School of Finance, Actuarial Studies and Applied Statistics, College of Business and Economics, Australian National University, Canberra ACT 0200, Australia.
Environ Int. 2011 Apr;37(3):586-91. doi: 10.1016/j.envint.2010.12.002. Epub 2010 Dec 30.
The three-state (healthy, frail, and dead) population model is commonly used in time-series investigations of mortality displacement and particulate matter air pollution (PM). In this paper, the author proposes a new population model, called the mixture population model, that by allowing PM to have differential effects on individuals in the population, extends the population models currently used in investigations of mortality displacement. Using this new model, the properties of distributed lag models (DLM) of PM are investigated. In particular, the author derives a relationship between the parameters of the proposed population model and the estimates obtained from a DLM fitted to mortality arising from the model. This relationship provides insight into the interrelationships between the size of the frail population, the number of lags of PM included in a DLM and the proportion of the effect of PM on the healthy population that is estimable. The relationship will guide and contextualize future investigations by providing researchers with the knowledge to assess the consequences of the number of lags of PM included in a DLM in terms of what they can plausibly infer about the effect of PM on mortality based on this choice of lag.
三态(健康、虚弱和死亡)人口模型通常用于研究死亡率转移和颗粒物空气污染(PM)的时间序列。

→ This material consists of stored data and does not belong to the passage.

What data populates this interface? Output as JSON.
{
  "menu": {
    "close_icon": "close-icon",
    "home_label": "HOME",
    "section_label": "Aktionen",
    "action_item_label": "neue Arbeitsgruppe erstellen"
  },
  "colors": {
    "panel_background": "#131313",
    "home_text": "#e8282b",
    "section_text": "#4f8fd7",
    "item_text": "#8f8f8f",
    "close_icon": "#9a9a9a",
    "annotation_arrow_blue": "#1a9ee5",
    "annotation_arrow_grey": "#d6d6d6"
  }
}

在本文中,作者提出了一种新的人口模型,称为混合人口模型,该模型通过允许 PM 对人口中的个体产生不同的影响,扩展了目前用于研究死亡率转移的人口模型。使用这个新模型,作者研究了 PM 的分布滞后模型(DLM)的性质。特别是,作者推导出了所提出的人口模型的参数与从适合于模型引起的死亡率的 DLM 中获得的估计值之间的关系。这种关系提供了对脆弱人群的大小、DLM 中包含的 PM 滞后数以及 PM 对健康人群的影响中可估计部分之间的相互关系的深入了解。该关系将为未来的研究提供指导和背景,使研究人员能够根据 DLM 中包含的 PM 滞后数评估他们根据这一滞后选择对 PM 对死亡率影响的合理推断的后果。